Results: In this study, of 12 candidate miRNAs identified, miR-141 showed the strongest ability to regulate NRP-1. In pancreatic cancer tissues and cells, the expression level of NRP-1 was negatively correlated with that of miR-141. NRP-1 was highly expressed in pancreatic cancer tissues compared with normal pancreatic tissues, and its expression levels were positively correlated with tumor grade, lymph metastasis and AJCC staging. NRP-1 depletion inhibited cell proliferation by inducing cell cycle arrest at the G0/G1 phase through upregulating p27 and downregulating cyclin E and cyclin-dependent kinase 2, and reduced cell migration by inhibiting EMT through upregulating E-cadherin and downregulating Snail and N-cadherin. Through downregulating NRP-1, miR-141 mimics showed a similar effect as NRP-1 depletion on cell proliferation and migration. NRP-1 depletion suppressed tumor growth and liver metastasis and miR-141 mimics inhibited the growth of established tumors in mice. NRP-1 depletion and/or miR-141 mimics inhibited the activation of the TGF-β pathway stimulated by TGF-β ligand.

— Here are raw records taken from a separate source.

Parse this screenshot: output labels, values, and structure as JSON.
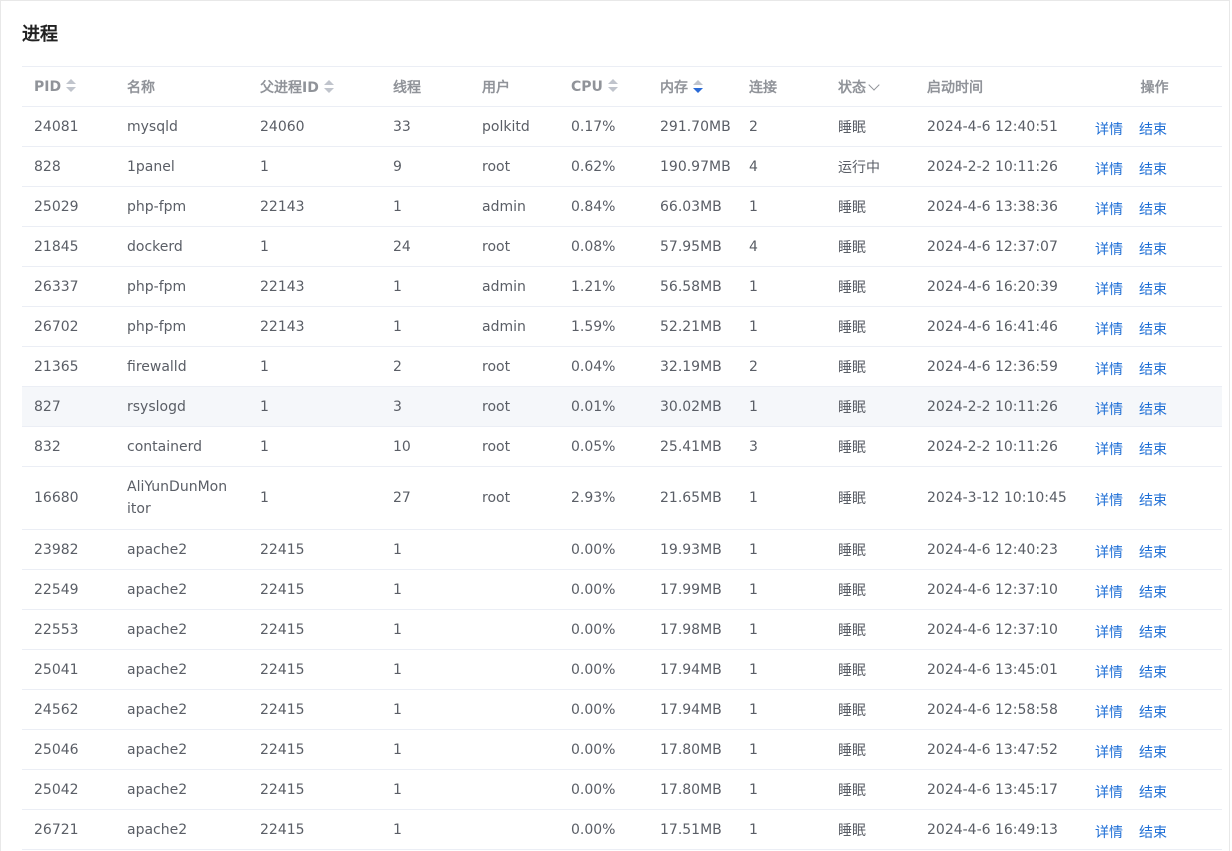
{
  "title": "进程",
  "headers": {
    "pid": "PID",
    "name": "名称",
    "ppid": "父进程ID",
    "threads": "线程",
    "user": "用户",
    "cpu": "CPU",
    "mem": "内存",
    "conn": "连接",
    "status": "状态",
    "start": "启动时间",
    "ops": "操作"
  },
  "actions": {
    "detail": "详情",
    "kill": "结束"
  },
  "rows": [
    {
      "pid": "24081",
      "name": "mysqld",
      "ppid": "24060",
      "threads": "33",
      "user": "polkitd",
      "cpu": "0.17%",
      "mem": "291.70MB",
      "conn": "2",
      "status": "睡眠",
      "start": "2024-4-6 12:40:51"
    },
    {
      "pid": "828",
      "name": "1panel",
      "ppid": "1",
      "threads": "9",
      "user": "root",
      "cpu": "0.62%",
      "mem": "190.97MB",
      "conn": "4",
      "status": "运行中",
      "start": "2024-2-2 10:11:26"
    },
    {
      "pid": "25029",
      "name": "php-fpm",
      "ppid": "22143",
      "threads": "1",
      "user": "admin",
      "cpu": "0.84%",
      "mem": "66.03MB",
      "conn": "1",
      "status": "睡眠",
      "start": "2024-4-6 13:38:36"
    },
    {
      "pid": "21845",
      "name": "dockerd",
      "ppid": "1",
      "threads": "24",
      "user": "root",
      "cpu": "0.08%",
      "mem": "57.95MB",
      "conn": "4",
      "status": "睡眠",
      "start": "2024-4-6 12:37:07"
    },
    {
      "pid": "26337",
      "name": "php-fpm",
      "ppid": "22143",
      "threads": "1",
      "user": "admin",
      "cpu": "1.21%",
      "mem": "56.58MB",
      "conn": "1",
      "status": "睡眠",
      "start": "2024-4-6 16:20:39"
    },
    {
      "pid": "26702",
      "name": "php-fpm",
      "ppid": "22143",
      "threads": "1",
      "user": "admin",
      "cpu": "1.59%",
      "mem": "52.21MB",
      "conn": "1",
      "status": "睡眠",
      "start": "2024-4-6 16:41:46"
    },
    {
      "pid": "21365",
      "name": "firewalld",
      "ppid": "1",
      "threads": "2",
      "user": "root",
      "cpu": "0.04%",
      "mem": "32.19MB",
      "conn": "2",
      "status": "睡眠",
      "start": "2024-4-6 12:36:59"
    },
    {
      "pid": "827",
      "name": "rsyslogd",
      "ppid": "1",
      "threads": "3",
      "user": "root",
      "cpu": "0.01%",
      "mem": "30.02MB",
      "conn": "1",
      "status": "睡眠",
      "start": "2024-2-2 10:11:26"
    },
    {
      "pid": "832",
      "name": "containerd",
      "ppid": "1",
      "threads": "10",
      "user": "root",
      "cpu": "0.05%",
      "mem": "25.41MB",
      "conn": "3",
      "status": "睡眠",
      "start": "2024-2-2 10:11:26"
    },
    {
      "pid": "16680",
      "name": "AliYunDunMonitor",
      "ppid": "1",
      "threads": "27",
      "user": "root",
      "cpu": "2.93%",
      "mem": "21.65MB",
      "conn": "1",
      "status": "睡眠",
      "start": "2024-3-12 10:10:45"
    },
    {
      "pid": "23982",
      "name": "apache2",
      "ppid": "22415",
      "threads": "1",
      "user": "",
      "cpu": "0.00%",
      "mem": "19.93MB",
      "conn": "1",
      "status": "睡眠",
      "start": "2024-4-6 12:40:23"
    },
    {
      "pid": "22549",
      "name": "apache2",
      "ppid": "22415",
      "threads": "1",
      "user": "",
      "cpu": "0.00%",
      "mem": "17.99MB",
      "conn": "1",
      "status": "睡眠",
      "start": "2024-4-6 12:37:10"
    },
    {
      "pid": "22553",
      "name": "apache2",
      "ppid": "22415",
      "threads": "1",
      "user": "",
      "cpu": "0.00%",
      "mem": "17.98MB",
      "conn": "1",
      "status": "睡眠",
      "start": "2024-4-6 12:37:10"
    },
    {
      "pid": "25041",
      "name": "apache2",
      "ppid": "22415",
      "threads": "1",
      "user": "",
      "cpu": "0.00%",
      "mem": "17.94MB",
      "conn": "1",
      "status": "睡眠",
      "start": "2024-4-6 13:45:01"
    },
    {
      "pid": "24562",
      "name": "apache2",
      "ppid": "22415",
      "threads": "1",
      "user": "",
      "cpu": "0.00%",
      "mem": "17.94MB",
      "conn": "1",
      "status": "睡眠",
      "start": "2024-4-6 12:58:58"
    },
    {
      "pid": "25046",
      "name": "apache2",
      "ppid": "22415",
      "threads": "1",
      "user": "",
      "cpu": "0.00%",
      "mem": "17.80MB",
      "conn": "1",
      "status": "睡眠",
      "start": "2024-4-6 13:47:52"
    },
    {
      "pid": "25042",
      "name": "apache2",
      "ppid": "22415",
      "threads": "1",
      "user": "",
      "cpu": "0.00%",
      "mem": "17.80MB",
      "conn": "1",
      "status": "睡眠",
      "start": "2024-4-6 13:45:17"
    },
    {
      "pid": "26721",
      "name": "apache2",
      "ppid": "22415",
      "threads": "1",
      "user": "",
      "cpu": "0.00%",
      "mem": "17.51MB",
      "conn": "1",
      "status": "睡眠",
      "start": "2024-4-6 16:49:13"
    }
  ]
}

Conclusions: The present results indicate that NRP-1 is negatively regulated by miR-141 and the miR-141/NRP-1 axis may serve as potentially valuable biomarkers and therapeutic targets for pancreatic cancer.

Keywords: Cellular signaling; Epithelial–mesenchymal transition; Metastasis; MicroRNA-141; Neuropilin-1; Pancreatic cancer; Proliferation; Transforming growth factor β.